Verify each finding against current code. Fix only still-valid issues, skip the
rest with a brief reason, keep changes minimal, and validate.

In `@src/openhuman/agent/agents/planner/prompt.md` at line 43, The phrasing
incorrectly groups "no planner-spawns-orchestrator" with reasoning→reasoning
examples and may imply the orchestrator is a reasoning-tier agent; update the
sentence in the "You are the reasoning tier." paragraph to state clearly that
the reasoning tier may only spawn worker-tier agents (code_executor, researcher,
critic, integrations_agent, archivist) and not other reasoning or chat-tier
agents, and remove or reword the parenthetical so it does not list
"orchestrator" as an example of a reasoning agent (refer to the symbol
orchestrator and the worker names to locate the text to edit).

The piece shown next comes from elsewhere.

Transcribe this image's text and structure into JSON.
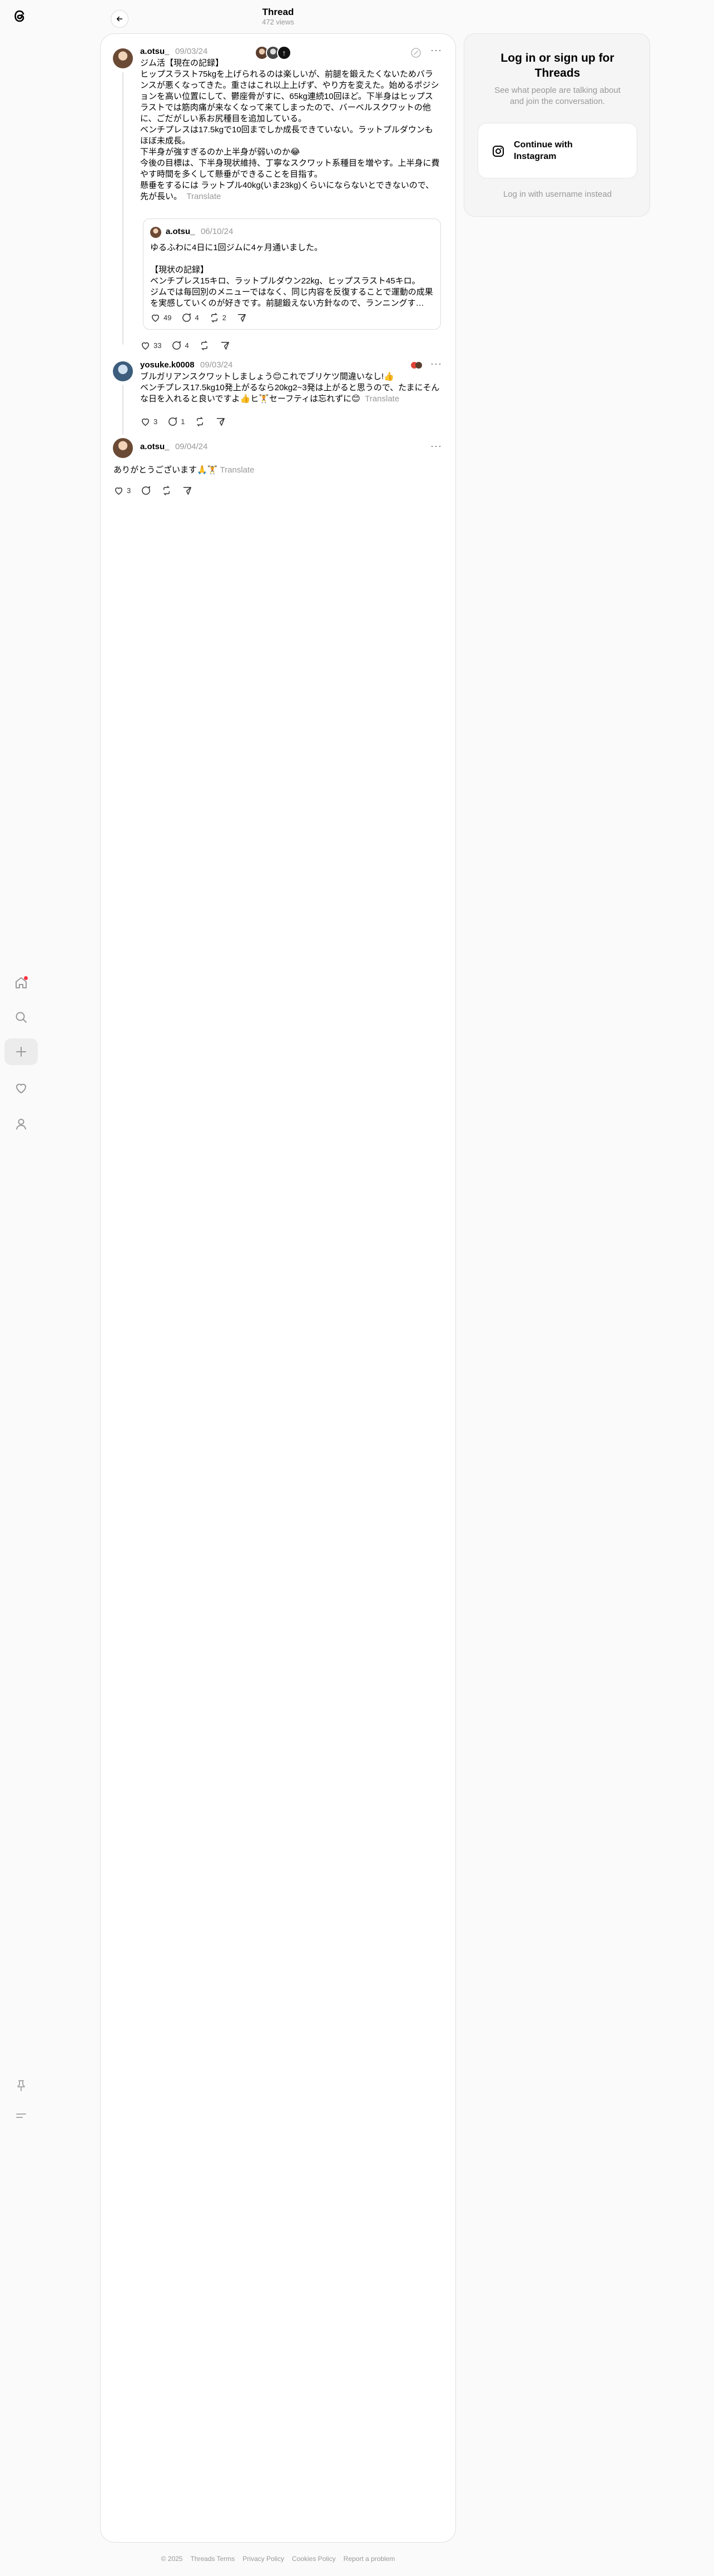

gitbooks/developing/architecture/agent-harness.md (1)

199-204: ⚡ Quick win

Clarify implementation status of runtime depth gate.

The description on line 202 uses present tense ("caps total spawn chain depth") but the status note on line 204 indicates this is "sketched" rather than live. Consider rewording the runtime enforcement description to make it clear this is a planned safeguard, not yet active.

✏️ Suggested clarification

-2. **Runtime depth gate (dynamic).** Independent of tier, the sub-agent runner caps total spawn chain depth at `MAX_SPAWN_DEPTH = 3` via a task-local counter incremented across `run_subagent`. A user-shipped TOML that drops the tier annotation still can't recurse past three hops. The harness surfaces this as the `SpawnDepthExceeded` agent error.
+2. **Runtime depth gate (dynamic, planned).** Independent of tier, the sub-agent runner will cap total spawn chain depth at `MAX_SPAWN_DEPTH = 3` via a task-local counter incremented across `run_subagent`. A user-shipped TOML that drops the tier annotation will not be able to recurse past three hops. The harness will surface this as the `SpawnDepthExceeded` agent error.

Alternatively, if the runtime gate is partially implemented, clarify which parts are live vs. sketched.

🤖 Prompt for AI Agents

Verify each finding against current code. Fix only still-valid issues, skip the
rest with a brief reason, keep changes minimal, and validate.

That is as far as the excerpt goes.